Single Sign-On Support

Single Sign-On (SSO) in DonorPoint refers to the ability for workplace constituents to log in to DonorPoint forms using their company logins.  When someone in a company set up for SSO accesses a DonorPoint form form their workplace, DonorPoint will check if they are logged into the company's domain.  If the person is logged in DonorPoint will redirect them immediately to the DonorPoint form, without requiring them to login with an additional DonorPoint username and password.   If the person is not logged into their company's domain, they are redirected to their familiar company login screen.  After the successfully log into their company's domain, they are then redirected to the DonorPoint form without requiring an additional DonorPoint login.

Single Sign-On greatly improves the workplace campaign experience:

  • It takes fewer clicks and steps to make a donation, register for an event, etc.
  • Employees do not have to remember yet another login name and password
  • The workplace can adhere to its own security and privacy rules

How Does SSO Work?

Single Sign-On support in DonorPoint is based on an internet standard technology called SAML, which is supported by most modern Identity Management Systems.  This allows DonorPoint to support SSO for most workplaces using common 'out of the box' configuration parameters.

Using SAML DonorPoint is set up to 'trust' the company's Identity Management system to tell DonorPoint who is logged in, without DonorPoint having to verify that via its own login and password form.  When someone accesses a company's internal DonorPoint form, DonorPoint 'asks' the company's identity management system for the current logged in user.  If the person is logged into the company's domain, the identity management system immediately returns to DonorPoint with the person's identity, and DonorPoint proceeds as if the person had logged in via DonorPoins own login form.  If the person accessing the form is not logged into their company systems, they are prompted to do so.  Once the employee is logged into the company domain, the company's identity management system replies to DonorPoint with that person's identity.   DonorPoint then proceeds as if the person had logged in via DonorPoint's own login form.

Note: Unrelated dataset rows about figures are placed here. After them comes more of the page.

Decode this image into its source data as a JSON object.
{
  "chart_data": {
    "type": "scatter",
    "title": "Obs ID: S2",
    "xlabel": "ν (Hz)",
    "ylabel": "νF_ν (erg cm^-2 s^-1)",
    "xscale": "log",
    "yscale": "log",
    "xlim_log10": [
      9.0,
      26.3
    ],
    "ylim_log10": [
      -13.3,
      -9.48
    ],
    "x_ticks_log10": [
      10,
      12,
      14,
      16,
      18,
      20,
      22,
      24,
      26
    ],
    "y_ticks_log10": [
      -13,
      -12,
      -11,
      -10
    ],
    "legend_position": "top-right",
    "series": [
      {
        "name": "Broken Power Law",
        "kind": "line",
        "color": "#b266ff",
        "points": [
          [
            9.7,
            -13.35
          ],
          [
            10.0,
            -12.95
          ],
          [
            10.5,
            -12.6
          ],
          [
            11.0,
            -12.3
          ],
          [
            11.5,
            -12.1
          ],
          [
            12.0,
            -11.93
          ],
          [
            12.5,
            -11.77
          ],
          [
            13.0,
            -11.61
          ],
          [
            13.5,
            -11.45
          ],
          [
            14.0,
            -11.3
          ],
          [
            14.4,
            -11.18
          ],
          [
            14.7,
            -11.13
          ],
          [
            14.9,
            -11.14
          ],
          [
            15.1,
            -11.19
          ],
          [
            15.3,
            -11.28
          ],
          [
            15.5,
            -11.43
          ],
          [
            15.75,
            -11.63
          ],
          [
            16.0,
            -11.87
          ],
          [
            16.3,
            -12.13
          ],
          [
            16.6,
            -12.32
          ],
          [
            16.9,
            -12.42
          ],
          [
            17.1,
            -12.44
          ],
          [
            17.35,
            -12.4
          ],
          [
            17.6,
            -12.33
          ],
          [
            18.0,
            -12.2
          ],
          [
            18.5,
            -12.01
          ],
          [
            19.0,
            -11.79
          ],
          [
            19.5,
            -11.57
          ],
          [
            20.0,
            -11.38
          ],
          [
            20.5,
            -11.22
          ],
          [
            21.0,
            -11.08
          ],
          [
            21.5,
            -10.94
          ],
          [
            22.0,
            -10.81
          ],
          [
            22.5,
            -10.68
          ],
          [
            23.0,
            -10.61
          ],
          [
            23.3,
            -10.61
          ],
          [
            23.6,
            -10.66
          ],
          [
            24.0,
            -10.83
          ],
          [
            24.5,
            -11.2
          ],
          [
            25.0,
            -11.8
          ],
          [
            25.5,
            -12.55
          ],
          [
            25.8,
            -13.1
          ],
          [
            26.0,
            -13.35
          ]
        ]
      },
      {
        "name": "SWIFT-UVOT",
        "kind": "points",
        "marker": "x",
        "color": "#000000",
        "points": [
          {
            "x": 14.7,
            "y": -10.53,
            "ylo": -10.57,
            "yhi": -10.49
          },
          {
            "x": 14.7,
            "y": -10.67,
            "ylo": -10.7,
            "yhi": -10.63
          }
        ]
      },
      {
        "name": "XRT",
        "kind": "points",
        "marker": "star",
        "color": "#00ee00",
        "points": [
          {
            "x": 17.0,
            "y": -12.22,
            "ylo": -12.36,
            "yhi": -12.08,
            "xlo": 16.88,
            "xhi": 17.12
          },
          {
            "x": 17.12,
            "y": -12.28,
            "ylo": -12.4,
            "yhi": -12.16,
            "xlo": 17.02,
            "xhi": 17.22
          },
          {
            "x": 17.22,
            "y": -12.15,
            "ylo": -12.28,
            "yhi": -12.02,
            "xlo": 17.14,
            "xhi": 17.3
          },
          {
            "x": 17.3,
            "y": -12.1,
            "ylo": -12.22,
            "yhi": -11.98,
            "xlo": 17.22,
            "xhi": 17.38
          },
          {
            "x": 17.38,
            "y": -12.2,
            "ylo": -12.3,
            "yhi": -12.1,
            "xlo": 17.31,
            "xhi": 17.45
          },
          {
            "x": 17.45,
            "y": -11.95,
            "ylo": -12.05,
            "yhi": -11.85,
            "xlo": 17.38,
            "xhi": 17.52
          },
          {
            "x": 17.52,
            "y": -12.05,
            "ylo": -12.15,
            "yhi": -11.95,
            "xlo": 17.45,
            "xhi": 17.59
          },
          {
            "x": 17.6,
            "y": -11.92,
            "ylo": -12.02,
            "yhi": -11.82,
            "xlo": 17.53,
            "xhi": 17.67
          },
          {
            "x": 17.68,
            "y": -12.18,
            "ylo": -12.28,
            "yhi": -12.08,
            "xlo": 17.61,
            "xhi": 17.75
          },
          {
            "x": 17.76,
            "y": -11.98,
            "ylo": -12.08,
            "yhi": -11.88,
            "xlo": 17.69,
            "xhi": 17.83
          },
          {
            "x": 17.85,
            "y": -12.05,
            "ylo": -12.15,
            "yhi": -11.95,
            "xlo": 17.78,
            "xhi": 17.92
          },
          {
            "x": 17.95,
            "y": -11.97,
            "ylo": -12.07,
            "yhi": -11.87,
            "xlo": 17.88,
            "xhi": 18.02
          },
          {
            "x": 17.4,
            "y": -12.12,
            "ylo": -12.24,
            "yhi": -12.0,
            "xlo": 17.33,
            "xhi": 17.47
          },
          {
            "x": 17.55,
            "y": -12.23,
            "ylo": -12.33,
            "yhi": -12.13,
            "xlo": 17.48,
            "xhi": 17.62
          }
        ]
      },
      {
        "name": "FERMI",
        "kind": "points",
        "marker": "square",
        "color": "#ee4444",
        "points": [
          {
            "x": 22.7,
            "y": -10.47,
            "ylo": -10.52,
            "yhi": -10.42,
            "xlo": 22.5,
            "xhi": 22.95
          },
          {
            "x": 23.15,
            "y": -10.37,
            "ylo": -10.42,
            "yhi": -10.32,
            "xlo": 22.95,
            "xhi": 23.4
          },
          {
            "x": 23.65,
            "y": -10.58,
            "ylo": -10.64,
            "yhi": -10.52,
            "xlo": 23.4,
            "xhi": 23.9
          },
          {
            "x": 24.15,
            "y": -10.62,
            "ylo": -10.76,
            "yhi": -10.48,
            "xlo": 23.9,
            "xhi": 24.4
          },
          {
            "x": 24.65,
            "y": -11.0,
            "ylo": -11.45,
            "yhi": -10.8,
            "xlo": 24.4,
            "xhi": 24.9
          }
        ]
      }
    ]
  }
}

Note that DonorPoint still requires a record in its database to define the employee and what they can see and do, so SSO support does not bypass the need to create or import records for employees.

SSO Setup

DonorPoint is compatible with Identity Management systems that support the SAML 2.0 protocol.  Setup involves setting metadata in both DonorPoint and the company's identity management system.

SAML metadata from DonorPoint is available via a public page which can be found on the workplace campaign form's Sharing tab:

Many identity management systems can read the information they need to trust DonorPoint from the metadata link itself.

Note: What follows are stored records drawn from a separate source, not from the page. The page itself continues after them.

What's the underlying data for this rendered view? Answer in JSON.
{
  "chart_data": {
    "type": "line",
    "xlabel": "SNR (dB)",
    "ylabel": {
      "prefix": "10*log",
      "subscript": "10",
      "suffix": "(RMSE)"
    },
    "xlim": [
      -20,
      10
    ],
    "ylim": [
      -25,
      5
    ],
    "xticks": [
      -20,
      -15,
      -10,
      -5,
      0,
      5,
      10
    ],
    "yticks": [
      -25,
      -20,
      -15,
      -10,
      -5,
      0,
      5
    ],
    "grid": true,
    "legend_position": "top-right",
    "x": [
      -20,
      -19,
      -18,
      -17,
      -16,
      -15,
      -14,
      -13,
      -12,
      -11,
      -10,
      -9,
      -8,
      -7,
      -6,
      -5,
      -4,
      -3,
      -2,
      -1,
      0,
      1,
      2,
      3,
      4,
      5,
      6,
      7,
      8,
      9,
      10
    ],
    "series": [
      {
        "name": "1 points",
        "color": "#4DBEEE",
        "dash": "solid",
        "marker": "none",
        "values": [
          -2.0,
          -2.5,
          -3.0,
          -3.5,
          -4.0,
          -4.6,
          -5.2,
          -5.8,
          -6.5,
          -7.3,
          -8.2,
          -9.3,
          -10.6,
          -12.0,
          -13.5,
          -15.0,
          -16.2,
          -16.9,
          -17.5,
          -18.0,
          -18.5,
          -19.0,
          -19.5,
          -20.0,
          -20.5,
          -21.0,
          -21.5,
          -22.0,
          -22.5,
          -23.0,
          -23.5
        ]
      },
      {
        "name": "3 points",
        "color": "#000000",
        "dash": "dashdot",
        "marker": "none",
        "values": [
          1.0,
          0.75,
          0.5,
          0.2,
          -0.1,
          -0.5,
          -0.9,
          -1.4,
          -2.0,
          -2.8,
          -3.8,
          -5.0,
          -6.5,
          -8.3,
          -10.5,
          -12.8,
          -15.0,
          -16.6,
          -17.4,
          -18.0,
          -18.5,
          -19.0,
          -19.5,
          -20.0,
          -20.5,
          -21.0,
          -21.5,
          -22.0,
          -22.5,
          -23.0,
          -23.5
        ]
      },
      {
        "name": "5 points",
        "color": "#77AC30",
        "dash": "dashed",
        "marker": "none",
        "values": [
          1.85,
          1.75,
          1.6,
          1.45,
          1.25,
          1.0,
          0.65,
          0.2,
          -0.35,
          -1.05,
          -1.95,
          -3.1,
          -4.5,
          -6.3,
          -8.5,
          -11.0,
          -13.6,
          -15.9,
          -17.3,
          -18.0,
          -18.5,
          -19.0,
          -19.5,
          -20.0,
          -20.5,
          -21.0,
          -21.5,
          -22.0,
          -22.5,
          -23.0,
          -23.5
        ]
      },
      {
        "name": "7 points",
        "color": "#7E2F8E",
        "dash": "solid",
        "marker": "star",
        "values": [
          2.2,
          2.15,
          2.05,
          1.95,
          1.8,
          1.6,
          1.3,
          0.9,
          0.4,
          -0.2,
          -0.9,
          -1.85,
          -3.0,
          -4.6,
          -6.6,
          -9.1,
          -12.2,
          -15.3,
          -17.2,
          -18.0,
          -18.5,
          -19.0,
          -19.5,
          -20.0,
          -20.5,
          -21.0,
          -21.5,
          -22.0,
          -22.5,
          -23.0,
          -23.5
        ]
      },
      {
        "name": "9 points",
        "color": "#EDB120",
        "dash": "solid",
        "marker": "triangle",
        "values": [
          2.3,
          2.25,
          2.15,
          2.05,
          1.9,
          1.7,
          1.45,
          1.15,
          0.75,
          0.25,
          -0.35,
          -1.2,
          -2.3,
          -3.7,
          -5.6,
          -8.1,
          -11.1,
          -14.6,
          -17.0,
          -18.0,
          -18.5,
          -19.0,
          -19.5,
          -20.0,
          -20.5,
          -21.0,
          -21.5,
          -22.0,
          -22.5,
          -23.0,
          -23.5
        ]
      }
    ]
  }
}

DonorPoint needs the following information from the identity management system:

  • EntityID:  the identity manager's Identity Provider EntityID.
  • Single sign-on service URL:  the URL in the identity management system for login requests from DonorPoint.  This must support HTTP-Redirect binding.
  • X.509 certificate: the identity manager's Identity Provider public security certificate.

Optionally the following may also be submitted:

  • Security signature algorithm:  DonorPoint supports rsa-sha1 by default.
  • Force Authn: whether to force authentication on each initial form access.  By default DonorPoint will only attempt to re-authenticate after 15 minutes of inactivity.
  • Account prefix: text to prepend to the NameID returned by the identity management system to create the DonorPoint username.

Additionally the identity management system and DonorPoint must agree on the format of the user name that is returned by the identity management system.  DonorPoint expects the NameID parameter to be returned and match a DonorPoint user account.  This means that username field in employee import files and the NameID defined in the identity management service must match.